The smooth Jim Fleg (Sanders) hires fake cops as protection in his thefts, but scared Myra (Patrick) has to resort to bringing in a real private detective called Hal McByrne (Richard Denning) to help her when she finds he is hot on their trail. Myra turns her attentions to Hal, but he knows that she’s just a classy femme fatale, and not to trust her.

This minor romantic, caper-style 20th Century Fox B-movie thriller whizzes by in its 70 minutes on sheer panache and the players look like they are having fun with the idiosyncrasies in the plot, dialogue and characters. Sanders and Patrick are excellent, both of them ideal, and Denning is solid, and there are some notably good support performances. It is of course fascinating to watch Sanders play such a revolting human specimen.

Richard Denning and Gail Patrick.

Richard Denning and Gail Patrick.

Much of the credit should go to little-known writer-director Larkin, who brings polish and just a shade of noir to the material, based on the short story Death Walks in Marble Halls by Lawrence G Blochman, as well as Joseph MacDonald’s eerie cinematography, and the inspired art direction by Richard Day and Joseph C Wright. As it is almost all set in the cramped setting of the library, they have made it look continually intriguing.

It is all dark and cynical, and just that little bit weird, which makes it work and stand out from the crowd. The wartime background with Nazis, air wardens and blackouts adds urgency and relevance. Larkin writes a good screenplay, with spicy dialogue and unusual characters that make it as romantic and caper-style as, say, The Big Sleep.

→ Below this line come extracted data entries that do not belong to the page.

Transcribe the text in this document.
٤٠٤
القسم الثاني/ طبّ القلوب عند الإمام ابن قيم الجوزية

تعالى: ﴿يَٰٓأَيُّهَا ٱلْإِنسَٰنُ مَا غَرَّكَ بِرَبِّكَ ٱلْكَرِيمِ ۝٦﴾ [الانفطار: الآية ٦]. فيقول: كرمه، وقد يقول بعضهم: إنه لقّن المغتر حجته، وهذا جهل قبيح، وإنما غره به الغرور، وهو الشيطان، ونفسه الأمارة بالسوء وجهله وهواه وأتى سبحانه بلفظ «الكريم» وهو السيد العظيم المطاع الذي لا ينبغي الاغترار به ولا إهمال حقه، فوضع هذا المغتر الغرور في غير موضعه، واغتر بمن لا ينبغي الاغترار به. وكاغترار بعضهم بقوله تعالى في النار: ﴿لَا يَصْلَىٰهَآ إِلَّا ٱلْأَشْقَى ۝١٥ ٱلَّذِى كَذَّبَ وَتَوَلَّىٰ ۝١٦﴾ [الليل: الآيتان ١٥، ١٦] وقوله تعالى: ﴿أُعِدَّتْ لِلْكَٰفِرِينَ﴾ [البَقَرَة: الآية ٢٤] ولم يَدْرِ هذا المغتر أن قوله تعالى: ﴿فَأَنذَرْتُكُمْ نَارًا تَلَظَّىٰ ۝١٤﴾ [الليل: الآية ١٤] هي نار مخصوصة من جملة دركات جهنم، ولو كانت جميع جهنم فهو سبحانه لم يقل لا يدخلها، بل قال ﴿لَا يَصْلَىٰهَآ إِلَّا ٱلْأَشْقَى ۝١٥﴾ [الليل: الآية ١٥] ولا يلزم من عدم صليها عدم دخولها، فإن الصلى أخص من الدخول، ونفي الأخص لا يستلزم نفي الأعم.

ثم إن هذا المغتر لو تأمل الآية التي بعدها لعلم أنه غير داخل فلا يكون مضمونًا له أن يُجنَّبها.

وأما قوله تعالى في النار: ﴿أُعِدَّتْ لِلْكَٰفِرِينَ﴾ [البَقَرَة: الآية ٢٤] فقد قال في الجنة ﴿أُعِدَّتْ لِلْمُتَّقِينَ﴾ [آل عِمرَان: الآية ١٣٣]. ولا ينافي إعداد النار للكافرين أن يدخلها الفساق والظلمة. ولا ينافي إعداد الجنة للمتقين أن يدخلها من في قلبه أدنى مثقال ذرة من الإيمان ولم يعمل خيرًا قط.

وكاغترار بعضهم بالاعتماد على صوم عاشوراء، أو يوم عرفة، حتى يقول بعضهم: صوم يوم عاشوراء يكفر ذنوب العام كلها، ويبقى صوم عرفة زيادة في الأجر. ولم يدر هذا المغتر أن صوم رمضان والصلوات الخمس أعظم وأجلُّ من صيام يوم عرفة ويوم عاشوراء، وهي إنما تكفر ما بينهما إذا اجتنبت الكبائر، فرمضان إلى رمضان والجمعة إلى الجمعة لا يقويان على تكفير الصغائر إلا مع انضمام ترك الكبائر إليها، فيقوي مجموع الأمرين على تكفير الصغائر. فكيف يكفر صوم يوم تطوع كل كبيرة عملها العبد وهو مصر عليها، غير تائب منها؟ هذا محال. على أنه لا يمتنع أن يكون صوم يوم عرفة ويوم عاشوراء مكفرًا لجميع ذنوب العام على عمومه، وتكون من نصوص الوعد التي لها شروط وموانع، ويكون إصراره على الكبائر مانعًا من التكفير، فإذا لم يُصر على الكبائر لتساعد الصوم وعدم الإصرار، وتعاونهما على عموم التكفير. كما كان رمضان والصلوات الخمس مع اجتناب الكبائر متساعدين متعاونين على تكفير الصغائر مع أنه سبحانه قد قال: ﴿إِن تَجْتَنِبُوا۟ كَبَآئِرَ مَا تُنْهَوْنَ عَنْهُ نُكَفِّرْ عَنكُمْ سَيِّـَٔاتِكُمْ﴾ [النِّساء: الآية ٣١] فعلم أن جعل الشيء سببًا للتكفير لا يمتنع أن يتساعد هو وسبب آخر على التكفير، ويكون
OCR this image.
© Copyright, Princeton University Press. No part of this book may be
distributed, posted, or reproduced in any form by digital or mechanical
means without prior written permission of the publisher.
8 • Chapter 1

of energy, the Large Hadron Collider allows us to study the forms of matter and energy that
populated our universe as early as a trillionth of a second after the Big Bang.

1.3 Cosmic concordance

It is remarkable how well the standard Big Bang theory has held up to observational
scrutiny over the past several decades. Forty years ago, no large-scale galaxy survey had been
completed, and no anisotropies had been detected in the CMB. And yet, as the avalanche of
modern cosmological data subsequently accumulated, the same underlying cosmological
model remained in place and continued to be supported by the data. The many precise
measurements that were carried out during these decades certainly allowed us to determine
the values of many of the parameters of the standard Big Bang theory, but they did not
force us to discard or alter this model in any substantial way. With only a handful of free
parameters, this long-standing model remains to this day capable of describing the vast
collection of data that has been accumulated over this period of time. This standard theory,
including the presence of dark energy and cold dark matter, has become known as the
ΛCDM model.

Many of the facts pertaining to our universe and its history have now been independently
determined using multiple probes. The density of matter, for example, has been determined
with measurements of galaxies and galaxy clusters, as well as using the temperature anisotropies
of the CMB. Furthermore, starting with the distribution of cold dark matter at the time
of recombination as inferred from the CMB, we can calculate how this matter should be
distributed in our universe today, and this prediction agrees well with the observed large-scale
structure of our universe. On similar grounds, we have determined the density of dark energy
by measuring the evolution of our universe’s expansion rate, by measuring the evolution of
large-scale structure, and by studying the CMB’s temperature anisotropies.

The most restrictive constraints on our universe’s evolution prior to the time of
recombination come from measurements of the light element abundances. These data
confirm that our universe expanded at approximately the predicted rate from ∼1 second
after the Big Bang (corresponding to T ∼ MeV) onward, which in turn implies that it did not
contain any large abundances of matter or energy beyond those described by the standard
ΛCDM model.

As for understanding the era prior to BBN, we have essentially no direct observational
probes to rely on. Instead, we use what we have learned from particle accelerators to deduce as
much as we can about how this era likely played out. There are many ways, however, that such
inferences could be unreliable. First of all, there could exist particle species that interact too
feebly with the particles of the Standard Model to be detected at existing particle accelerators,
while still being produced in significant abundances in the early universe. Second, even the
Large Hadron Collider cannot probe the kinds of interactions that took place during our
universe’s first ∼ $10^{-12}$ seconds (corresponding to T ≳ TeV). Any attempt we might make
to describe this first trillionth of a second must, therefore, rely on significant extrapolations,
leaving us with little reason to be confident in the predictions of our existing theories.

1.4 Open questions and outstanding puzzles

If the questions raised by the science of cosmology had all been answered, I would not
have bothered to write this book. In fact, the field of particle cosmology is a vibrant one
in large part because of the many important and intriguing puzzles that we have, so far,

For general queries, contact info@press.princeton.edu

Lynne Roberts draws the short straw as librarian Kay Ryan but handles it okay, having to play the film’s representative of decency, virtually the only nice character in this dark universe, falling for detective Hal even though she’s waiting for her sweetheart to come back from the war. Kurt Katch is nice and creepy as the sinister Eric Pahsen, and Hooper Atchley makes something of a fairly nothing role as the Air Raid Warden.

Also in the cast are Sidney Blackmer as Martin Cleaver, Kurt Katch as Eric Pahsen, Byron Foulger as Edmund Walpole, George Walcott as Benson, Paul Porcasi as Rebescu, Margaret Brayton as Miss Oval, Mae Marsh as Miss Hartwig, Lon McCallister as the stack boy Freddie, Charles Tannen as phony detective Hollis, Arthur Space as Vance, Charles Cane as Inspector Henderson and Chick Collins.

Quiet Please: Murder is directed by John Francis Larkin [John Larkin], runs 70 minutes, is made by 20th Century Fox, is released by Twentieth Century Fox Film Corporation, is written by John Larkin, based on the short story Death Walks in Marble Halls by Lawrence G Blochman, is shot in black and white by Joseph MacDonald, is produced by William Goetz (executive producer) and Ralph Dietrich and is scored by Emil Newman and Arthur Lange, with art direction by Richard Day and Joseph C Wright.

It was shot at 20th Century Fox Studios, Los Angeles.

It was released on December 21, 1942 in New York City and in March 19, 1943 on general release in the United States.

The film simply credits ‘Screenplay by John Larkin from a story by Lawrence G Blochman’. The short story Death Walks in Marble Halls by Lawrence G Blochman first appeared in American Magazine in September 1942.

Larkin (1901–1965) was a screen-writer, who directed only one more feature, Circumstantial Evidence (1945).